Or nous avons des choses à nous dire, mais pour savoir lesquelles il faudrait avoir un langage qui le permette. C’est-à-dire qui nous permette d’aller plus loin dans nos échanges que ce que nous permet le langage que nous fabriquons et que nous parlons, mais qui n’est jamais fixé une bonne fois pour toutes. C’est sous tous ces aspects que notre vie est dans l’impasse ici. Pour comprendre comment et pourquoi nous en sommes arrivés là, il faut disposer d’un langage précis et clair, on ne peut pas se contenter d’expressions toutes faites. C’est une question politique essentielle parce que c’est d’elle que dépend notre force collective. Notre force d’invention, d’existence et de conquête.

Mais aussi, comment conquérir quoi que ce soit de nouveau et qui nous convienne à tous, si nous ne pouvons pas approfondir nos idées entre nous ? Et comment approfondir nos idées et les échanger, les critiquer entre nous pour les améliorer si nous n’avons pas un langage riche et détaillé pour ça ? Si nous nous contentons de quelques expressions qui servent juste à se sentir entre nous, à nous protéger du reste.

La question qui se pose à nous est donc celle-ci : devons-nous employer le langage de ceux qui nous rejettent, qui nous excluent et nous enferment dans ce qu’ils appellent notre identité ? Ou devons-nous répondre à cette exclusion en faisant nôtre ce qu’ils appellent notre identité ?

La réponse est que ce n’est pas le langage qui  nous a privés d’espoir, de dignité et d’avenir, mais ceux qui l’emploient.
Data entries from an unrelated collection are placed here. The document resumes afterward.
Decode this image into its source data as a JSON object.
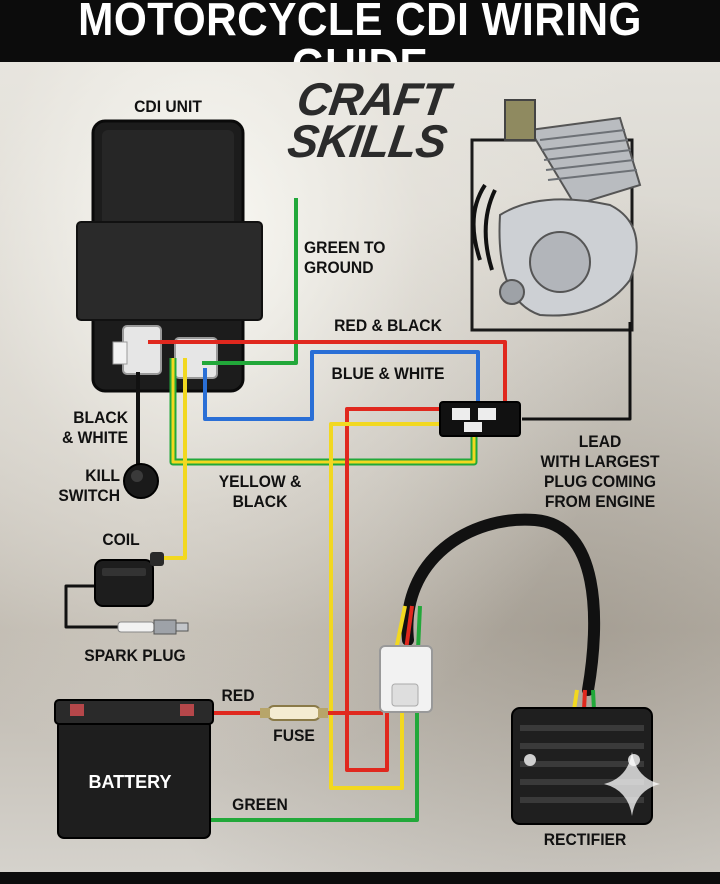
{
  "header": {
    "title": "MOTORCYCLE CDI WIRING GUIDE"
  },
  "brand": {
    "text": "CRAFT\nSKILLS"
  },
  "labels": {
    "cdi_unit": "CDI UNIT",
    "green_to_ground": "GREEN TO\nGROUND",
    "red_black": "RED & BLACK",
    "blue_white": "BLUE & WHITE",
    "black_white": "BLACK\n& WHITE",
    "kill_switch": "KILL\nSWITCH",
    "yellow_black": "YELLOW &\nBLACK",
    "lead": "LEAD\nWITH LARGEST\nPLUG COMING\nFROM ENGINE",
    "coil": "COIL",
    "spark_plug": "SPARK PLUG",
    "red": "RED",
    "fuse": "FUSE",
    "battery": "BATTERY",
    "green": "GREEN",
    "rectifier": "RECTIFIER"
  },
  "wire_colors": {
    "green": "#22a83a",
    "red": "#e0281e",
    "blue": "#2a6fd6",
    "yellow": "#f2d820",
    "black": "#111111",
    "white": "#f4f4f4"
  }
}
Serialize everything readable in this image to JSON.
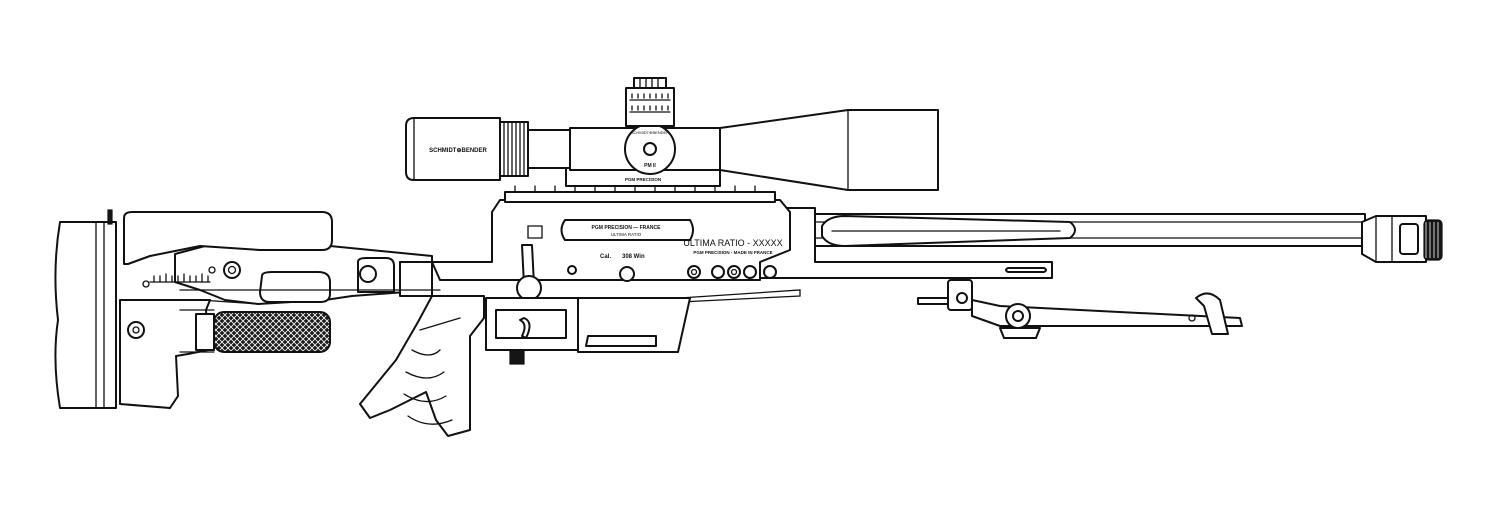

Et ils sont les premiers à dire de notre façon de parler leur langue qu’elle est le signe de notre identité. Comme si ne pas vouloir parler leur langue ou la parler avec réserve, c’était inscrit dans nos gènes et que nous nous réduisions à çà.

Le langage qu’ils emploient pour nous maintenir dans la disgrâce (ou pour faire croire que la raison de cette disgrâce, c’est notre « identité » profonde) n’est pas destiné uniquement à nous maintenir dans la disgrâce. Il n’a pas été construit pour çà mais pour se parler, pour communiquer. Il a été construit par tous ceux qui sont passés par la disgrâce avant nous. Alors, ce langage, potentiellement, est aussi le nôtre. Mais ce qu’il nous faut, c’est lui donner un usage différent, nouveau, qui parle pour nous. Il nous faut donc nous méfier de ce que nous disons car, jusque-là, nous parlions le langage des autres avec des images et des expressions toutes faites qui parlent pour nous sans que nous nous en rendions compte. Il faut que nous parlions d’abord pour dire une réalité à venir et ne pas nous contenter de la réalité à venir et ne pas nous contenter de la réalité présente. Il nous faut parler au pouvoir avec notre langage nouveau et lui parler sans détour, clairement, sans honte ni effets de style, ni folklore, ni pseudo-provocations ; il nous faut parler clairement au pouvoir parce que c’est pour l’ensemble des frères et des sœurs que nous parlons en lui parlant, et c’est à nous-mêmes aussi que nous parlons. Et pour nous, il faut que nous parlions un langage noble, pas une mixture de publicités, de feuilletons télévisés, de clips vidéo et de jargons d’experts politiciens, sociologues, psychologues et autres.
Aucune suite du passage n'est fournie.